In Brazil and Haiti (and also in the other French colonies during the monarchy), the goal was to work the slaves to death. This was also done in the US, but when the Brits started capturing slave ships and the plantation owners considered that slaves could be a more valuable cash crop with no competition from abroad, the US decided to ban new importations, at least legally. Plus, the Plantation owners liked to say that the Plantations were much better for the darkies than the jungles of barbarous Africa, plus, the slaves got their souls saved as well, an added plus, with Biblical justification.The slave population increased in the South even more than it did no Brazil, where new slaves were imported all the time and legally.
Jefferson Davis' brother had a plantation on some legendary isle in the Mississippi where the massa rarely bothered to visit, and where everyone was a darkie, happily toiling away and singing and dancing and jumpin de broom jes' like in Uncle Remus.

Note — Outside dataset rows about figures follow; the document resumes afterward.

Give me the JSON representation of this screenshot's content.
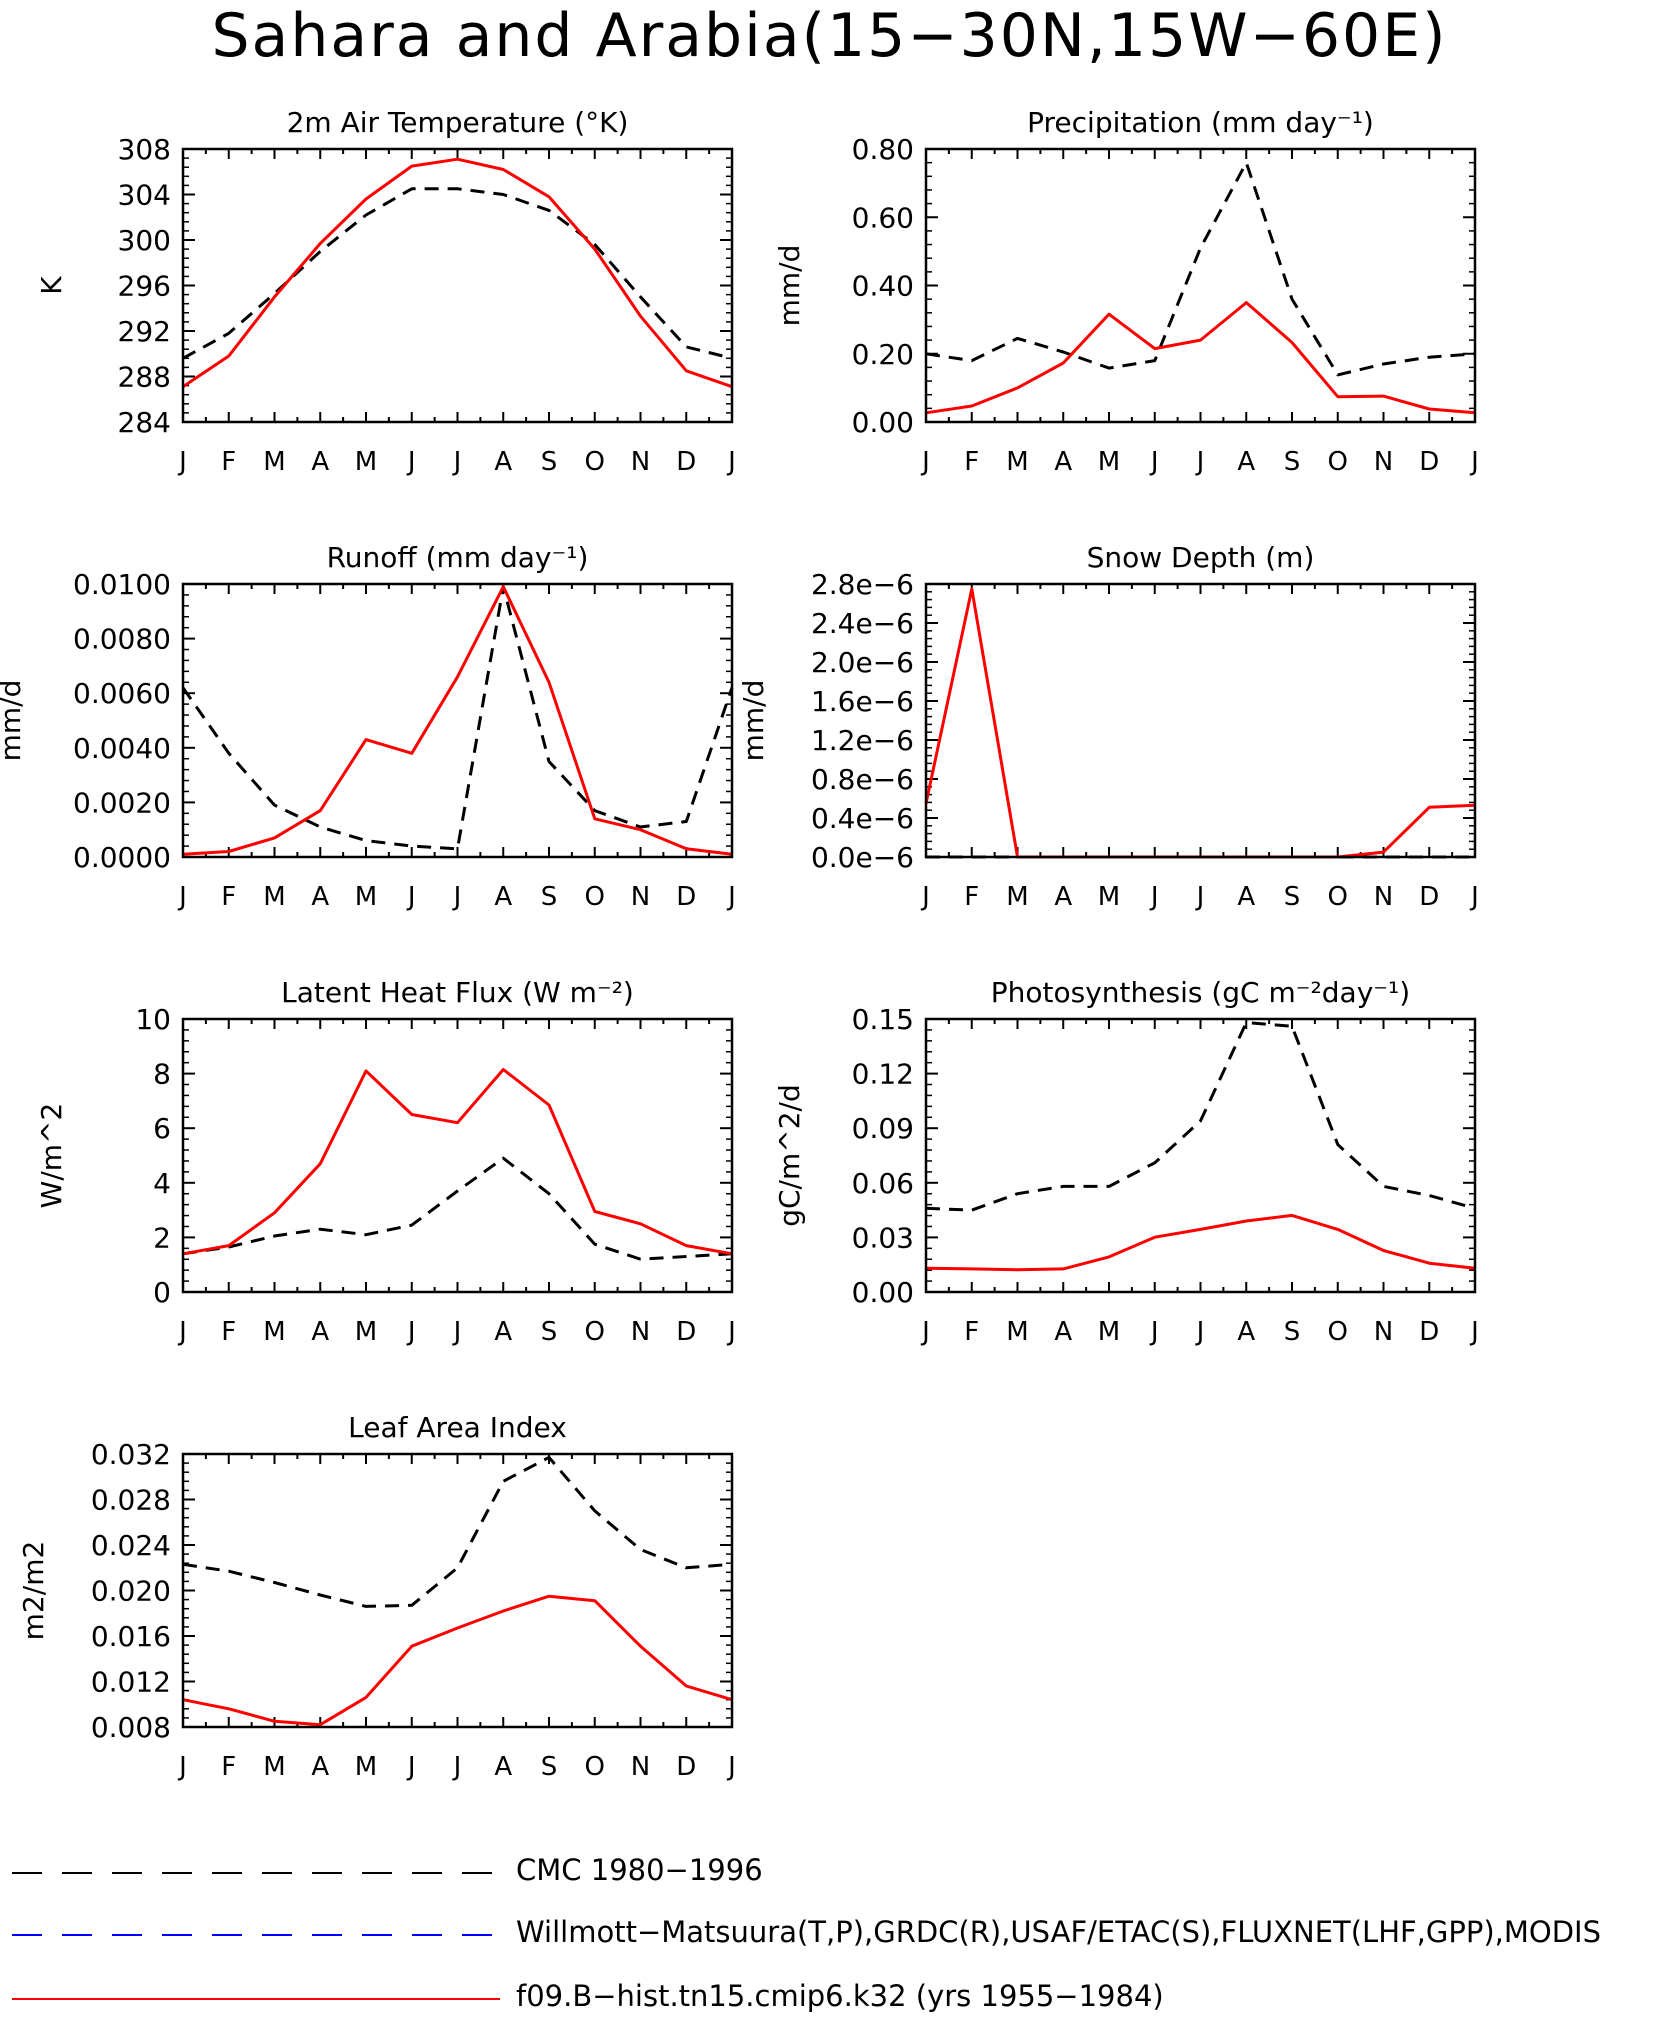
{
  "title": "Sahara and Arabia(15−30N,15W−60E)",
  "colors": {
    "model": "#ff0000",
    "cmc": "#000000",
    "obs": "#0000ff"
  },
  "months": [
    "J",
    "F",
    "M",
    "A",
    "M",
    "J",
    "J",
    "A",
    "S",
    "O",
    "N",
    "D",
    "J"
  ],
  "legend": [
    {
      "label": "CMC 1980−1996",
      "color": "#000000",
      "dash": true
    },
    {
      "label": "Willmott−Matsuura(T,P),GRDC(R),USAF/ETAC(S),FLUXNET(LHF,GPP),MODIS",
      "color": "#0000ff",
      "dash": true
    },
    {
      "label": "f09.B−hist.tn15.cmip6.k32 (yrs 1955−1984)",
      "color": "#ff0000",
      "dash": false
    }
  ],
  "chart_data": [
    {
      "type": "line",
      "title": "2m Air Temperature (°K)",
      "ylabel": "K",
      "ylim": [
        284,
        308
      ],
      "yticks": [
        "284",
        "288",
        "292",
        "296",
        "300",
        "304",
        "308"
      ],
      "series": [
        {
          "name": "CMC 1980−1996",
          "style": "dashed",
          "values": [
            289.6,
            291.8,
            295.3,
            299.0,
            302.2,
            304.5,
            304.5,
            304.0,
            302.6,
            299.6,
            295.0,
            290.6,
            289.6
          ]
        },
        {
          "name": "f09.B−hist.tn15.cmip6.k32 (yrs 1955−1984)",
          "style": "solid",
          "values": [
            287.1,
            289.8,
            295.0,
            299.7,
            303.6,
            306.5,
            307.1,
            306.2,
            303.8,
            299.2,
            293.3,
            288.5,
            287.1
          ]
        }
      ]
    },
    {
      "type": "line",
      "title": "Precipitation (mm day⁻¹)",
      "ylabel": "mm/d",
      "ylim": [
        0,
        0.8
      ],
      "yticks": [
        "0.00",
        "0.20",
        "0.40",
        "0.60",
        "0.80"
      ],
      "series": [
        {
          "name": "CMC 1980−1996",
          "style": "dashed",
          "values": [
            0.2,
            0.18,
            0.245,
            0.205,
            0.158,
            0.18,
            0.51,
            0.76,
            0.36,
            0.138,
            0.17,
            0.19,
            0.2
          ]
        },
        {
          "name": "f09.B−hist.tn15.cmip6.k32 (yrs 1955−1984)",
          "style": "solid",
          "values": [
            0.027,
            0.047,
            0.1,
            0.173,
            0.316,
            0.215,
            0.24,
            0.35,
            0.233,
            0.074,
            0.076,
            0.038,
            0.027
          ]
        }
      ]
    },
    {
      "type": "line",
      "title": "Runoff (mm day⁻¹)",
      "ylabel": "mm/d",
      "ylim": [
        0,
        0.01
      ],
      "yticks": [
        "0.0000",
        "0.0020",
        "0.0040",
        "0.0060",
        "0.0080",
        "0.0100"
      ],
      "series": [
        {
          "name": "CMC 1980−1996",
          "style": "dashed",
          "values": [
            0.0062,
            0.0038,
            0.0019,
            0.0011,
            0.0006,
            0.0004,
            0.0003,
            0.0099,
            0.0035,
            0.0017,
            0.0011,
            0.0013,
            0.0062
          ]
        },
        {
          "name": "f09.B−hist.tn15.cmip6.k32 (yrs 1955−1984)",
          "style": "solid",
          "values": [
            0.0001,
            0.0002,
            0.0007,
            0.0017,
            0.0043,
            0.0038,
            0.0066,
            0.0099,
            0.0064,
            0.0014,
            0.001,
            0.0003,
            0.0001
          ]
        }
      ]
    },
    {
      "type": "line",
      "title": "Snow Depth (m)",
      "ylabel": "mm/d",
      "ylim": [
        0,
        2.8e-06
      ],
      "yticks": [
        "0.0e−6",
        "0.4e−6",
        "0.8e−6",
        "1.2e−6",
        "1.6e−6",
        "2.0e−6",
        "2.4e−6",
        "2.8e−6"
      ],
      "series": [
        {
          "name": "CMC 1980−1996",
          "style": "dashed",
          "values": [
            0,
            0,
            0,
            0,
            0,
            0,
            0,
            0,
            0,
            0,
            0,
            0,
            0
          ]
        },
        {
          "name": "f09.B−hist.tn15.cmip6.k32 (yrs 1955−1984)",
          "style": "solid",
          "values": [
            5.5e-07,
            2.75e-06,
            0,
            0,
            0,
            0,
            0,
            0,
            0,
            0,
            5e-08,
            5.1e-07,
            5.3e-07
          ]
        }
      ]
    },
    {
      "type": "line",
      "title": "Latent Heat Flux (W m⁻²)",
      "ylabel": "W/m^2",
      "ylim": [
        0,
        10
      ],
      "yticks": [
        "0",
        "2",
        "4",
        "6",
        "8",
        "10"
      ],
      "series": [
        {
          "name": "CMC 1980−1996",
          "style": "dashed",
          "values": [
            1.4,
            1.65,
            2.05,
            2.3,
            2.1,
            2.45,
            3.7,
            4.9,
            3.6,
            1.75,
            1.2,
            1.3,
            1.4
          ]
        },
        {
          "name": "f09.B−hist.tn15.cmip6.k32 (yrs 1955−1984)",
          "style": "solid",
          "values": [
            1.4,
            1.7,
            2.9,
            4.7,
            8.1,
            6.5,
            6.2,
            8.15,
            6.85,
            2.95,
            2.5,
            1.7,
            1.4
          ]
        }
      ]
    },
    {
      "type": "line",
      "title": "Photosynthesis (gC m⁻²day⁻¹)",
      "ylabel": "gC/m^2/d",
      "ylim": [
        0,
        0.15
      ],
      "yticks": [
        "0.00",
        "0.03",
        "0.06",
        "0.09",
        "0.12",
        "0.15"
      ],
      "series": [
        {
          "name": "CMC 1980−1996",
          "style": "dashed",
          "values": [
            0.046,
            0.045,
            0.054,
            0.058,
            0.058,
            0.071,
            0.094,
            0.148,
            0.146,
            0.081,
            0.058,
            0.053,
            0.046
          ]
        },
        {
          "name": "f09.B−hist.tn15.cmip6.k32 (yrs 1955−1984)",
          "style": "solid",
          "values": [
            0.013,
            0.0127,
            0.0122,
            0.0127,
            0.0193,
            0.0301,
            0.0344,
            0.039,
            0.0421,
            0.0344,
            0.0228,
            0.0158,
            0.013
          ]
        }
      ]
    },
    {
      "type": "line",
      "title": "Leaf Area Index",
      "ylabel": "m2/m2",
      "ylim": [
        0.008,
        0.032
      ],
      "yticks": [
        "0.008",
        "0.012",
        "0.016",
        "0.020",
        "0.024",
        "0.028",
        "0.032"
      ],
      "series": [
        {
          "name": "CMC 1980−1996",
          "style": "dashed",
          "values": [
            0.0223,
            0.0217,
            0.0207,
            0.0196,
            0.0186,
            0.0187,
            0.022,
            0.0296,
            0.0317,
            0.027,
            0.0236,
            0.022,
            0.0223
          ]
        },
        {
          "name": "f09.B−hist.tn15.cmip6.k32 (yrs 1955−1984)",
          "style": "solid",
          "values": [
            0.0104,
            0.0096,
            0.0085,
            0.0082,
            0.0106,
            0.0151,
            0.0167,
            0.0182,
            0.0195,
            0.0191,
            0.0151,
            0.0116,
            0.0104
          ]
        }
      ]
    }
  ]
}
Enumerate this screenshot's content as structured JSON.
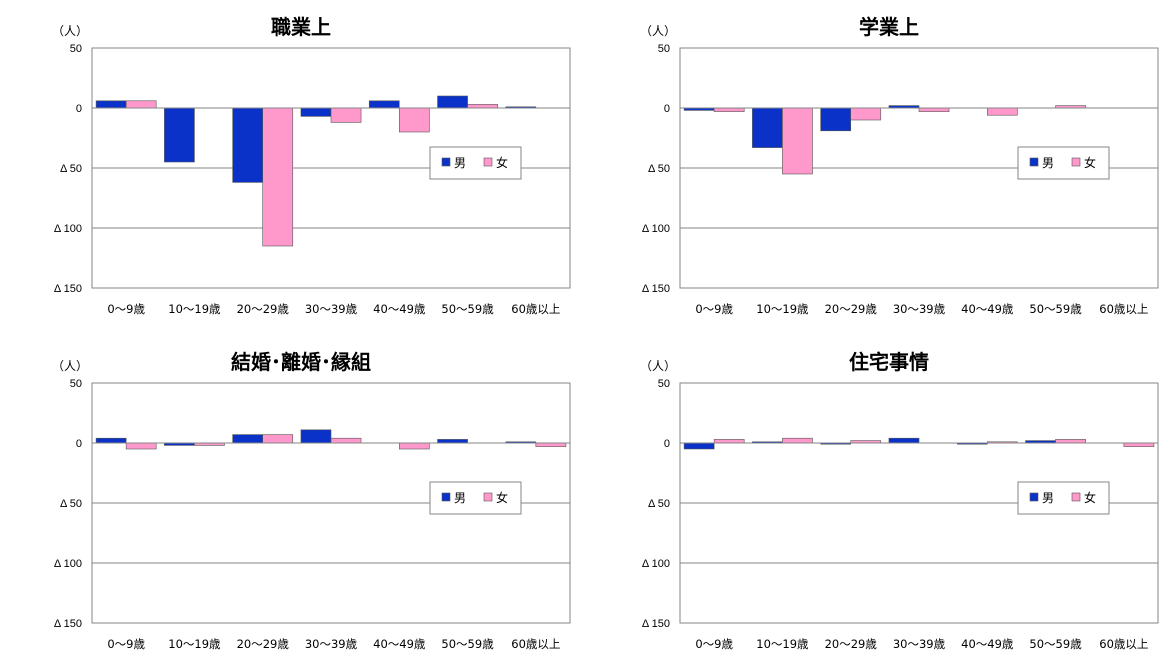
{
  "colors": {
    "male": "#0a32c8",
    "female": "#ff99cc",
    "grid": "#868686",
    "frame": "#868686"
  },
  "chart_data": [
    {
      "type": "bar",
      "title": "職業上",
      "unit": "（人）",
      "categories": [
        "0～9歳",
        "10～19歳",
        "20～29歳",
        "30～39歳",
        "40～49歳",
        "50～59歳",
        "60歳以上"
      ],
      "ytick_labels": [
        "50",
        "0",
        "Δ 50",
        "Δ 100",
        "Δ 150"
      ],
      "ylim": [
        -150,
        50
      ],
      "legend_position": "right-middle",
      "series": [
        {
          "name": "男",
          "values": [
            6,
            -45,
            -62,
            -7,
            6,
            10,
            1
          ]
        },
        {
          "name": "女",
          "values": [
            6,
            0,
            -115,
            -12,
            -20,
            3,
            0
          ]
        }
      ]
    },
    {
      "type": "bar",
      "title": "学業上",
      "unit": "（人）",
      "categories": [
        "0～9歳",
        "10～19歳",
        "20～29歳",
        "30～39歳",
        "40～49歳",
        "50～59歳",
        "60歳以上"
      ],
      "ytick_labels": [
        "50",
        "0",
        "Δ 50",
        "Δ 100",
        "Δ 150"
      ],
      "ylim": [
        -150,
        50
      ],
      "legend_position": "right-middle",
      "series": [
        {
          "name": "男",
          "values": [
            -2,
            -33,
            -19,
            2,
            0,
            0,
            0
          ]
        },
        {
          "name": "女",
          "values": [
            -3,
            -55,
            -10,
            -3,
            -6,
            2,
            0
          ]
        }
      ]
    },
    {
      "type": "bar",
      "title": "結婚･離婚･縁組",
      "unit": "（人）",
      "categories": [
        "0～9歳",
        "10～19歳",
        "20～29歳",
        "30～39歳",
        "40～49歳",
        "50～59歳",
        "60歳以上"
      ],
      "ytick_labels": [
        "50",
        "0",
        "Δ 50",
        "Δ 100",
        "Δ 150"
      ],
      "ylim": [
        -150,
        50
      ],
      "legend_position": "right-middle",
      "series": [
        {
          "name": "男",
          "values": [
            4,
            -2,
            7,
            11,
            0,
            3,
            1
          ]
        },
        {
          "name": "女",
          "values": [
            -5,
            -2,
            7,
            4,
            -5,
            0,
            -3
          ]
        }
      ]
    },
    {
      "type": "bar",
      "title": "住宅事情",
      "unit": "（人）",
      "categories": [
        "0～9歳",
        "10～19歳",
        "20～29歳",
        "30～39歳",
        "40～49歳",
        "50～59歳",
        "60歳以上"
      ],
      "ytick_labels": [
        "50",
        "0",
        "Δ 50",
        "Δ 100",
        "Δ 150"
      ],
      "ylim": [
        -150,
        50
      ],
      "legend_position": "right-middle",
      "series": [
        {
          "name": "男",
          "values": [
            -5,
            1,
            -1,
            4,
            -1,
            2,
            0
          ]
        },
        {
          "name": "女",
          "values": [
            3,
            4,
            2,
            0,
            1,
            3,
            -3
          ]
        }
      ]
    }
  ]
}
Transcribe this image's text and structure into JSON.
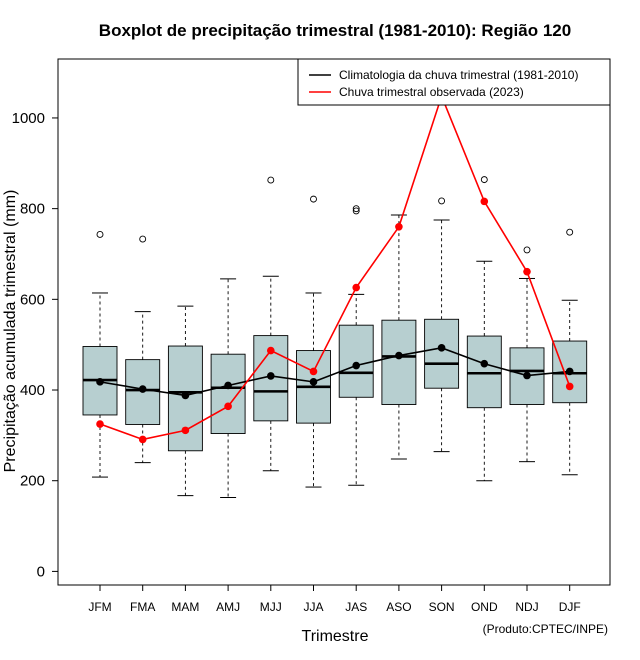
{
  "chart_data": {
    "type": "boxplot",
    "title": "Boxplot de precipitação trimestral (1981-2010): Região 120",
    "xlabel": "Trimestre",
    "ylabel": "Precipitação acumulada trimestral (mm)",
    "credit": "(Produto:CPTEC/INPE)",
    "ylim": [
      -30,
      1130
    ],
    "yticks": [
      0,
      200,
      400,
      600,
      800,
      1000
    ],
    "categories": [
      "JFM",
      "FMA",
      "MAM",
      "AMJ",
      "MJJ",
      "JJA",
      "JAS",
      "ASO",
      "SON",
      "OND",
      "NDJ",
      "DJF"
    ],
    "boxes": [
      {
        "min": 208,
        "q1": 345,
        "median": 422,
        "q3": 496,
        "max": 614,
        "outliers": [
          743
        ]
      },
      {
        "min": 240,
        "q1": 324,
        "median": 400,
        "q3": 467,
        "max": 573,
        "outliers": [
          733
        ]
      },
      {
        "min": 167,
        "q1": 266,
        "median": 395,
        "q3": 497,
        "max": 585,
        "outliers": []
      },
      {
        "min": 163,
        "q1": 304,
        "median": 405,
        "q3": 479,
        "max": 645,
        "outliers": []
      },
      {
        "min": 222,
        "q1": 332,
        "median": 397,
        "q3": 520,
        "max": 651,
        "outliers": [
          863
        ]
      },
      {
        "min": 186,
        "q1": 327,
        "median": 407,
        "q3": 487,
        "max": 614,
        "outliers": [
          821
        ]
      },
      {
        "min": 190,
        "q1": 384,
        "median": 438,
        "q3": 543,
        "max": 611,
        "outliers": [
          795,
          800
        ]
      },
      {
        "min": 248,
        "q1": 368,
        "median": 474,
        "q3": 554,
        "max": 786,
        "outliers": []
      },
      {
        "min": 264,
        "q1": 404,
        "median": 458,
        "q3": 556,
        "max": 775,
        "outliers": [
          817
        ]
      },
      {
        "min": 200,
        "q1": 361,
        "median": 437,
        "q3": 519,
        "max": 684,
        "outliers": [
          864
        ]
      },
      {
        "min": 242,
        "q1": 368,
        "median": 442,
        "q3": 493,
        "max": 646,
        "outliers": [
          709
        ]
      },
      {
        "min": 213,
        "q1": 372,
        "median": 437,
        "q3": 508,
        "max": 598,
        "outliers": [
          748
        ]
      }
    ],
    "series": [
      {
        "name": "Climatologia da chuva trimestral (1981-2010)",
        "color": "#000000",
        "values": [
          418,
          402,
          388,
          410,
          431,
          418,
          454,
          476,
          493,
          458,
          432,
          441
        ]
      },
      {
        "name": "Chuva trimestral observada (2023)",
        "color": "#ff0000",
        "values": [
          325,
          291,
          311,
          364,
          487,
          441,
          626,
          760,
          1048,
          816,
          661,
          408
        ]
      }
    ],
    "box_fill": "#b7cfd0",
    "legend_position": "top-right"
  }
}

This is the myth of slavery that Plane is quoting. Southerners believed that slavery wasn't all bad. It was, in many ways, a GOOD thing, and economics was on the side of decent treatment, because the market is always wise. The Northerners, they just didn't understand.
It is harder to kill a myth about barbarism than it is barbarism itself.
The rightwing always wants to return to them good ol' days, when justice always came swiftly with a silver bullet and left with a hearty "Hi-yo Silver, awaaaaay!".